Jeu de chat et souris

Un marché qui engrange des milliards de dinars sous le nez des services de sécurité. La vente illégale de ce métal précieux se déroule au vu et au su de tout le monde. Toutefois, il arrive que les policiers donnent un grand coup de pied dans la fourmilière. Khouiled, un autre vendeur ambulant de bijoux en or de la rue Ben M’hidi est récemment tombé dans leurs filets «  On m’a saisi mon coffret de bijoux. Des bagues, bracelets, boucles d’oreilles…De l’or à 24 carats. Il y en avait pour 900 millions de da ». Adossé à la façade d’un immeuble, Khouiled a les yeux qui roulent comme des billes. Son cou se déploie comme celui d’une girafe. Sur le qui-vive, il guette l’apparition des policiers, prêt à détaler tel un lièvre à la moindre alerte, son coffret de bijoux sous le bras.  À la question de savoir s’il n’était pas échaudé par la précédente saisie khouiled répond «  c’est un business juteux. Qui a goûté au miel ne peut s’en passer ».

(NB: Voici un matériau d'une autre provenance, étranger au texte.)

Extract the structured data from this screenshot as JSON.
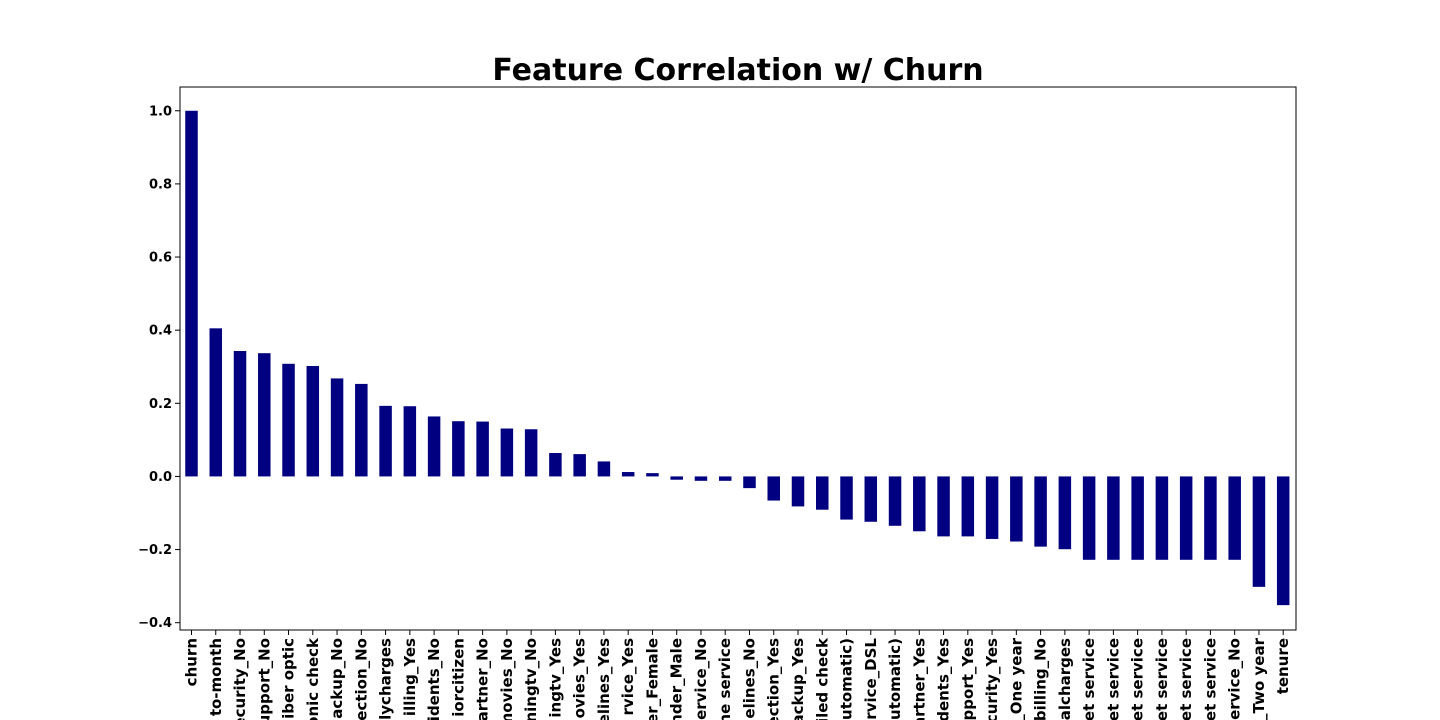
{
  "chart_data": {
    "type": "bar",
    "title": "Feature Correlation w/ Churn",
    "xlabel": "",
    "ylabel": "",
    "ylim": [
      -0.42,
      1.065
    ],
    "yticks": [
      -0.4,
      -0.2,
      0.0,
      0.2,
      0.4,
      0.6,
      0.8,
      1.0
    ],
    "ytick_labels": [
      "−0.4",
      "−0.2",
      "0.0",
      "0.2",
      "0.4",
      "0.6",
      "0.8",
      "1.0"
    ],
    "bar_color": "#000080",
    "grid": false,
    "categories": [
      "churn",
      "to-month",
      "ecurity_No",
      "upport_No",
      "iber optic",
      "onic check",
      "ackup_No",
      "ection_No",
      "lycharges",
      "illing_Yes",
      "idents_No",
      "iorcitizen",
      "artner_No",
      "movies_No",
      "ningtv_No",
      "ingtv_Yes",
      "ovies_Yes",
      "elines_Yes",
      "rvice_Yes",
      "er_Female",
      "nder_Male",
      "ervice_No",
      "ne service",
      "elines_No",
      "ection_Yes",
      "ackup_Yes",
      "iled check",
      "utomatic)",
      "rvice_DSL",
      "utomatic)",
      "artner_Yes",
      "dents_Yes",
      "pport_Yes",
      "curity_Yes",
      "_One year",
      "billing_No",
      "alcharges",
      "et service",
      "et service",
      "et service",
      "et service",
      "et service",
      "et service",
      "ervice_No",
      "_Two year",
      "tenure"
    ],
    "values": [
      1.0,
      0.405,
      0.343,
      0.337,
      0.308,
      0.302,
      0.268,
      0.253,
      0.193,
      0.192,
      0.164,
      0.151,
      0.15,
      0.131,
      0.129,
      0.064,
      0.061,
      0.041,
      0.012,
      0.009,
      -0.009,
      -0.012,
      -0.012,
      -0.032,
      -0.066,
      -0.082,
      -0.091,
      -0.118,
      -0.124,
      -0.135,
      -0.15,
      -0.164,
      -0.164,
      -0.171,
      -0.178,
      -0.192,
      -0.199,
      -0.228,
      -0.228,
      -0.228,
      -0.228,
      -0.228,
      -0.228,
      -0.228,
      -0.302,
      -0.352
    ]
  }
}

Dans ce commerce parallèle, les femmes ne sont pas en reste. Cous, poignets et doigts ornés de bijoux, les ‘delalate’ ressemblent à de véritables bijouteries ambulantes. Bagues, chaînes, gourmettes, bracelets, boucles d’oreilles, il y en a pour tous les prix et pour toutes les qualités «  Ces bijoux viennent principalement d’Italie. C’est beaucoup moins cher qu’en bijouterie. Cela démarre de 10 000 da selon le  modèle. Pour vous rassurer sur le grammage de 24 carat, je vous accompagne chez un bijoutier » nous lance une sexagénaire installée sur un tabouret, au pied de l’entrée d’un immeuble.

Comme celui de la devise, le marché informel de l’or prolifère en toute impunité sur le circuit parallèle engrangeant des fortunes qui passent à travers les mailles du fisc. Tout ce trafic se pratique à ciel ouvert, au vu et au su des pouvoirs publics.